The high court’s ruling on Thursday addressed only the narrow issue of whether the states and business groups seeking to invalidate the mandates as unconstitutional can keep them from being carried out until courts determine the legality of the mandates themselves. Aside from the mandates, courts have widely upheld decisions by private companies to adopt their own vaccination and testing requirements, including those that are considered more restrictive.
The cases National Federation of Independent Business v. OSHA and Ohio v. OSHA were consolidated to address enforcement of the employer mandate, while the cases Biden v. Missouri and Becerra v. Louisiana were consolidated to address enforcement of the health care mandate.
A single agency 'cannot commandeer businesses'
Challengers say that in directing OSHA and CMS to adopt vaccination requirements, the Biden administration overstepped its executive authority. Congress never delegated such power to the executive branch, they argue.
The majority opinions issued on Thursday offer a window into how likely those arguments are to succeed.
"Agreeing that applicants are likely to prevail, we grant their applications and stay the rule," the majority wrote in its decision concerning the large employer mandate.
Conversely, the majority's opinion concerning the heath facility ETS described the policy as a "straightforward and predictable example" of health and safety regulation that Congress authorized HHS' Secretary to impose.
“Businesses have encouraged and incentivized their employees to get vaccines. But a single federal agency tasked with occupational standards cannot commandeer businesses, economy-wide, into becoming de facto public health agencies,” attorney Scott E. Keller argued on Friday on behalf of a group of business organizations seeking to block enforcement of the OSHA rule.
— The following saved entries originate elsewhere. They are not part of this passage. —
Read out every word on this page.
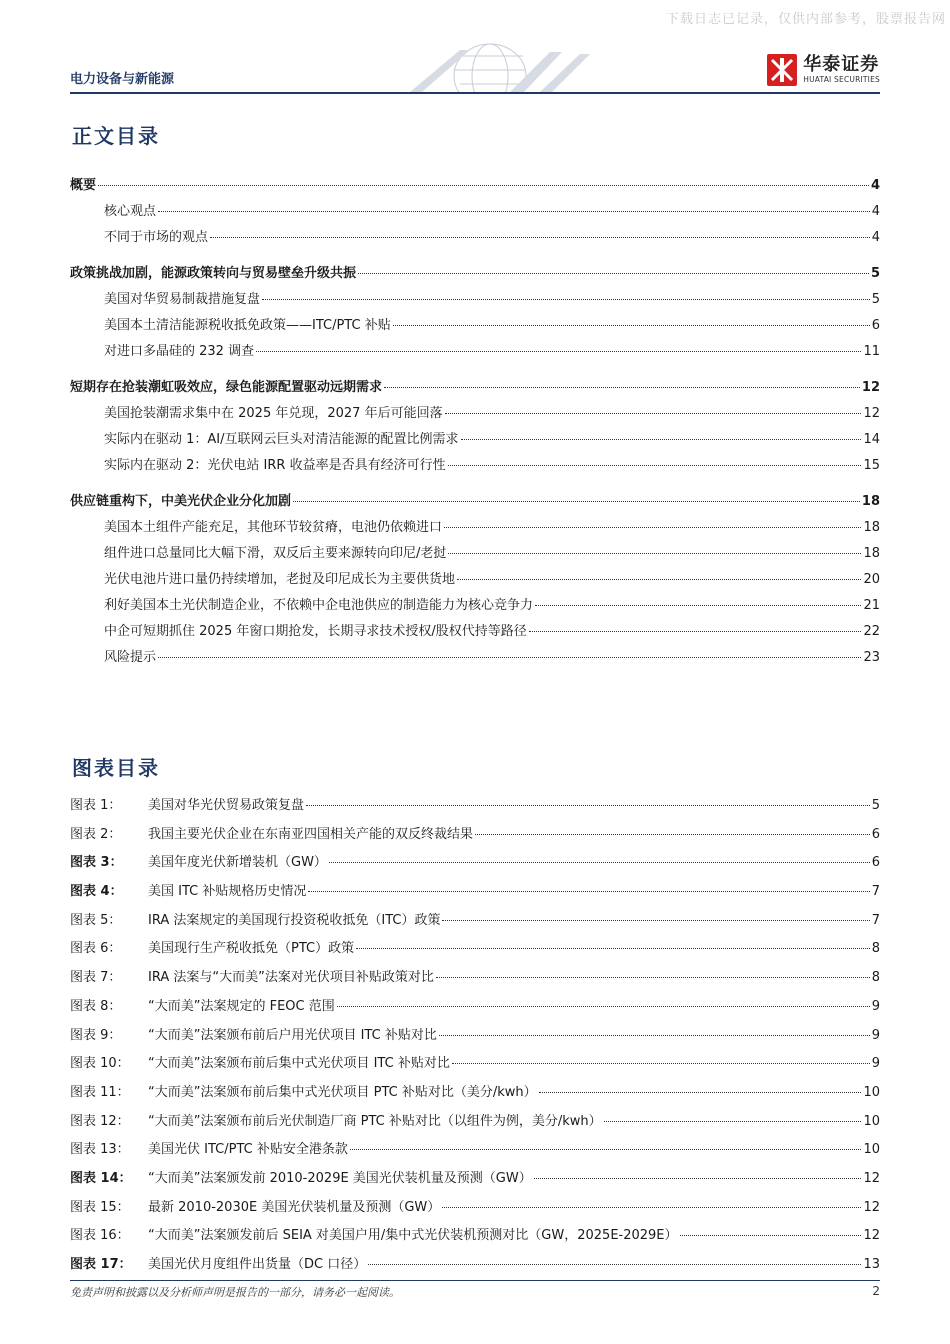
下载日志已记录，仅供内部参考，股票报告网
电力设备与新能源
华泰证券
HUATAI SECURITIES
正文目录
概要	4
核心观点	4
不同于市场的观点	4
政策挑战加剧，能源政策转向与贸易壁垒升级共振	5
美国对华贸易制裁措施复盘	5
美国本土清洁能源税收抵免政策——ITC/PTC 补贴	6
对进口多晶硅的 232 调查	11
短期存在抢装潮虹吸效应，绿色能源配置驱动远期需求	12
美国抢装潮需求集中在 2025 年兑现，2027 年后可能回落	12
实际内在驱动 1：AI/互联网云巨头对清洁能源的配置比例需求	14
实际内在驱动 2：光伏电站 IRR 收益率是否具有经济可行性	15
供应链重构下，中美光伏企业分化加剧	18
美国本土组件产能充足，其他环节较贫瘠，电池仍依赖进口	18
组件进口总量同比大幅下滑，双反后主要来源转向印尼/老挝	18
光伏电池片进口量仍持续增加，老挝及印尼成长为主要供货地	20
利好美国本土光伏制造企业，不依赖中企电池供应的制造能力为核心竞争力	21
中企可短期抓住 2025 年窗口期抢发，长期寻求技术授权/股权代持等路径	22
风险提示	23
图表目录
图表 1：	美国对华光伏贸易政策复盘	5
图表 2：	我国主要光伏企业在东南亚四国相关产能的双反终裁结果	6
图表 3：	美国年度光伏新增装机（GW）	6
图表 4：	美国 ITC 补贴规格历史情况	7
图表 5：	IRA 法案规定的美国现行投资税收抵免（ITC）政策	7
图表 6：	美国现行生产税收抵免（PTC）政策	8
图表 7：	IRA 法案与“大而美”法案对光伏项目补贴政策对比	8
图表 8：	“大而美”法案规定的 FEOC 范围	9
图表 9：	“大而美”法案颁布前后户用光伏项目 ITC 补贴对比	9
图表 10：	“大而美”法案颁布前后集中式光伏项目 ITC 补贴对比	9
图表 11：	“大而美”法案颁布前后集中式光伏项目 PTC 补贴对比（美分/kwh）	10
图表 12：	“大而美”法案颁布前后光伏制造厂商 PTC 补贴对比（以组件为例，美分/kwh）	10
图表 13：	美国光伏 ITC/PTC 补贴安全港条款	10
图表 14：	“大而美”法案颁发前 2010-2029E 美国光伏装机量及预测（GW）	12
图表 15：	最新 2010-2030E 美国光伏装机量及预测（GW）	12
图表 16：	“大而美”法案颁发前后 SEIA 对美国户用/集中式光伏装机预测对比（GW，2025E-2029E）	12
图表 17：	美国光伏月度组件出货量（DC 口径）	13
免责声明和披露以及分析师声明是报告的一部分，请务必一起阅读。	2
Benjamin M. Flowers, solicitor general for the state of Ohio, argued on behalf of the group that the administration’s industry-wide application is too broad, exceeding its authority to regulate activities limited to those present while employees are on the job.
“It's not truly intended to regulate a workplace danger; it's a danger that we all face simply as a matter of waking up in the morning,” Flowers argued.
Justice Department solicitor general Elizabeth B. Prelogar argued that OSHA’s authority does extend to required immunizations, masking, and testing.
“The applicants try to portray this standard as unprecedented. But this lies in the heartland of OSHA's regulatory authority,” Prelogar told the court. “Congress charged the agency with setting nationwide standards to protect the health and safety of employees throughout the nation, and Congress specifically appropriated money to OSHA to address COVID-19 in the workplace.”